Man kann nicht Rechtsanwalt sein und zugleich eine "staatsnahe" Beschäftigung ausüben. Das hat soeben der AGH Nordrhein-Westfalen klargestellt. Danach darf eine Kollegin, die juristische Aufgaben aus dem Bereich der Geschäftsführung bei einem – von der Agentur für Arbeit und einer Kommune getragenen – Jobcenter Arbeit und Grundsicherung wahrnimmt und das Jobcenter u.a. in gerichtlichen Verfahren vertritt, nicht als Syndikusrechtsanwältin zugelassen werden (Urt. v. 28.4.2017 – 1 AGH 66/16, n. rkr.).
Die Juristin, seit 2006 zugelassene Rechtsanwältin, beantragte im Jahre 2016 ihre Zulassung als Syndikusrechtsanwältin. Seit einigen Jahren ist sie bei einer städtischen Tochtergesellschaft im Rheinland angestellt. Aufgrund einer Abordnung ist die Kollegin derzeit beim dortigen Jobcenter tätig. Hier ist sie ihrer Tätigkeitsbeschreibung zufolge bei fachlicher Unabhängigkeit in den Bereich der Geschäftsführung eingegliedert, klärt Rechtsfragen aus den Bereichen des Zivil- und Sozialrechts und gestaltet u.a. Dienstvereinbarungen sowie Miet-, Reinigungs-, Beratungs- und Versicherungsverträge. Gegebenenfalls verhandelt sie mit Unternehmen und schließt außergerichtliche Vergleiche. Zudem vertritt sie im Interesse des Jobcenters für dessen Kunden Fälle außergerichtlich und gerichtlich, etwa in Mietsachen oder in sozialrechtlichen Belangen.
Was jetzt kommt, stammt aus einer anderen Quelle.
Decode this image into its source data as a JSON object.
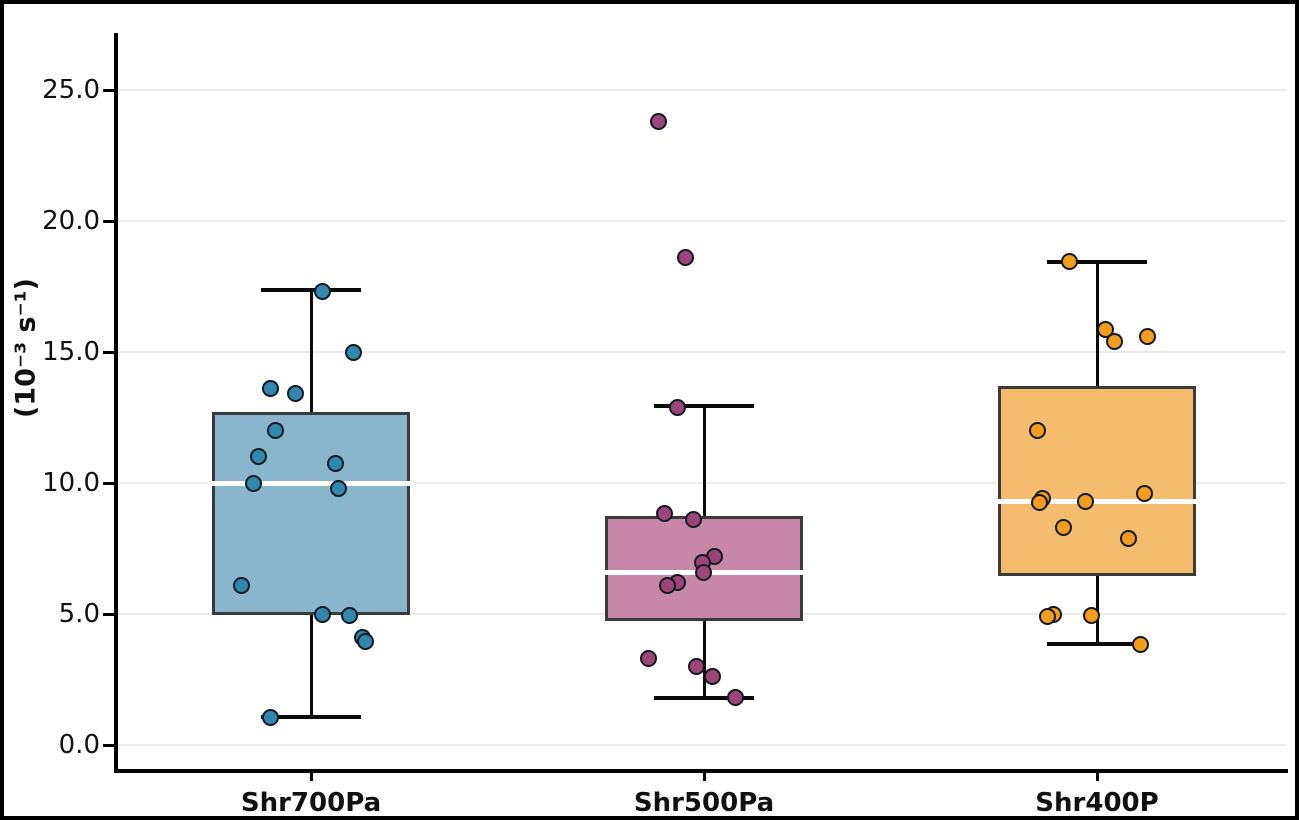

Im August 2016 entschied die im vorliegenden Verfahren beklagte Rechtsanwaltskammer für den OLG-Bezirk Köln, die Beigeladene als Syndikusrechtsanwältin zuzulassen. Gegen diesen Bescheid klagte die Deutsche Rentenversicherung, die die Auffassung vertritt, dass die Beigeladene die Voraussetzung für diese Zulassung nicht erfüllt. Die Klage war im Ergebnis erfolgreich. Der Beigeladenen wäre, so der AGH NRW, eigentlich bereits die Zulassung zur Rechtsanwaltschaft zu versagen gewesen (dies war allerdings nicht Gegenstand des Verfahrens). Bereits aus diesem Grund könne sie nicht als Syndikusrechtsanwältin zugelassen werden.
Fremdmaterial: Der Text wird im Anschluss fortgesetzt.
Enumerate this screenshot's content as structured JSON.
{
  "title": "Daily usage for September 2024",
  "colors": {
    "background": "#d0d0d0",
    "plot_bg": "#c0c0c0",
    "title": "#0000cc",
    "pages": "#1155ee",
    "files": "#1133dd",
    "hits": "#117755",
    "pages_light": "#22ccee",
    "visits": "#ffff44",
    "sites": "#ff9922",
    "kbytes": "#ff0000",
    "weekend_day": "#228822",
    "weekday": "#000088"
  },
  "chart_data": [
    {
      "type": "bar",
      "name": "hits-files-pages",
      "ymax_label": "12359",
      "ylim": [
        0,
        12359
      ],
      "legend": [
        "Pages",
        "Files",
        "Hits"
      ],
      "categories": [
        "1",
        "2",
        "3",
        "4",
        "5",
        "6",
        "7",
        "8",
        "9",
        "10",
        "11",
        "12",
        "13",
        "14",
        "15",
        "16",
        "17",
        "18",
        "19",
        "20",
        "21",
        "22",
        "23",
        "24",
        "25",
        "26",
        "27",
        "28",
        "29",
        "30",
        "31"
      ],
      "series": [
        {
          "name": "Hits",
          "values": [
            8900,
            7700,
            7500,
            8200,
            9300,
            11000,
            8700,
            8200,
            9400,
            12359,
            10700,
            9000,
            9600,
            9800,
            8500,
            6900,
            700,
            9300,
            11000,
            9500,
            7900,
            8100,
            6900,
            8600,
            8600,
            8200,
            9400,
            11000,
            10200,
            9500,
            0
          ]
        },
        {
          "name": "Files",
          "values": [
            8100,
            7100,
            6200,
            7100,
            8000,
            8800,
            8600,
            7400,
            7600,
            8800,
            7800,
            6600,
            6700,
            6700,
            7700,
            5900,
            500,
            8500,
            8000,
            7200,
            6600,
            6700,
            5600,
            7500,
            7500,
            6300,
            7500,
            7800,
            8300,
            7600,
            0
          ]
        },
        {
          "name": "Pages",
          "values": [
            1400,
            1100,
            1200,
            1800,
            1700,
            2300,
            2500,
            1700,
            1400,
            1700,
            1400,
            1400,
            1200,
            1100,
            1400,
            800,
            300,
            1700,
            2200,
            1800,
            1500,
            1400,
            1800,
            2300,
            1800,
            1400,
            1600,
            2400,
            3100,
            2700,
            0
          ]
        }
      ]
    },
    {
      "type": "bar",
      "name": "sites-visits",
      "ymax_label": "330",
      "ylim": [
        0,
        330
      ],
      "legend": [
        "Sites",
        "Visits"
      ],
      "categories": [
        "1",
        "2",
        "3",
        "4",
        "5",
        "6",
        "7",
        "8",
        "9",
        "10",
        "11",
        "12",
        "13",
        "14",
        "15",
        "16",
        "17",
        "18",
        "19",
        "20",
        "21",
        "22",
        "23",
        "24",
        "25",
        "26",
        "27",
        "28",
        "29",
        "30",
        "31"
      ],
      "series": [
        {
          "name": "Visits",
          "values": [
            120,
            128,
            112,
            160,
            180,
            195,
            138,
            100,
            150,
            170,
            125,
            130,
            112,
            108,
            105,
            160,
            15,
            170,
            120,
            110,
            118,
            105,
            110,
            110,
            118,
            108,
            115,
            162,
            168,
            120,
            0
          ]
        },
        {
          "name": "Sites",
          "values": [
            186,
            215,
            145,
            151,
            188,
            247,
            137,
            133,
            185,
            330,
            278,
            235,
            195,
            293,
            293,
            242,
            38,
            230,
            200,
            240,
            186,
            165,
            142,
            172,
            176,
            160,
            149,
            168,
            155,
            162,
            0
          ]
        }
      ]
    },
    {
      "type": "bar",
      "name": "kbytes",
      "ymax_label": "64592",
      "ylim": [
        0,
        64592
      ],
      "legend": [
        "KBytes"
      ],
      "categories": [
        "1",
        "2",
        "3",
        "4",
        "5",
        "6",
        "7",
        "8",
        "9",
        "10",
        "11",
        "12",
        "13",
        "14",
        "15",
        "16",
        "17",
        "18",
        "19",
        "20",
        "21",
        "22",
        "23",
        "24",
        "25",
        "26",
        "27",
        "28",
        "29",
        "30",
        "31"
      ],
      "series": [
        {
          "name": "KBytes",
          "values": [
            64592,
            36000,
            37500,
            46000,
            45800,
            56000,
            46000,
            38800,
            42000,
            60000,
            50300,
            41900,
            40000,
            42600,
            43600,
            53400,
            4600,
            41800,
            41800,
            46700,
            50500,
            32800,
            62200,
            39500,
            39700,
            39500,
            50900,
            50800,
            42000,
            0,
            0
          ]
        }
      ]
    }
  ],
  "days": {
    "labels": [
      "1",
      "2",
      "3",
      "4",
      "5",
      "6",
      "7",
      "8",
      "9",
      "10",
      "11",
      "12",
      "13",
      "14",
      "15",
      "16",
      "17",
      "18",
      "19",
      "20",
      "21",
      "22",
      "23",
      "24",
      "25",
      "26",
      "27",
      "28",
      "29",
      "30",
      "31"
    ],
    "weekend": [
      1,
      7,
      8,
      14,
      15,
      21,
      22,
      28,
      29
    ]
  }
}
Die Beigeladene übe derzeit Tätigkeiten aus, so der AGH, die mit dem Beruf des Rechtsanwalts nicht vereinbar sind. Deswegen liege ein Grund vor, ihr bereits die Zulassung zur Rechtsanwaltschaft zu versagen. Ein Rechtsanwalt könne zwar verschiedene Berufe wählen und nebeneinander ausüben. Für das rechtsuchende Publikum dürften aber keine Zweifel an der Unabhängigkeit und Kompetenz des Rechtsanwalts entstehen. Die Anstellung eines Anwalts im öffentlichen Dienst könne wegen einer damit verbundenen "Staatsnähe" mit dem Berufsfeld der freien Advokatur nicht zu vereinbaren sein. Vorliegend sei das Tätigkeitsfeld der Beigeladenen bei der außergerichtlichen und gerichtlichen Vertretung des Jobcenters in den Fällen der Kunden mit der Tätigkeit eines unabhängigen Rechtsanwalts nicht zu vereinbaren. So vertrete sie beispielsweise das Jobcenter in Mietstreitigkeiten vor dem Amtsgericht und in sozialrechtlichen Streitigkeiten vor dem Verwaltungsgericht. Dabei könne sie auch selbstständig Vergleiche abschließen.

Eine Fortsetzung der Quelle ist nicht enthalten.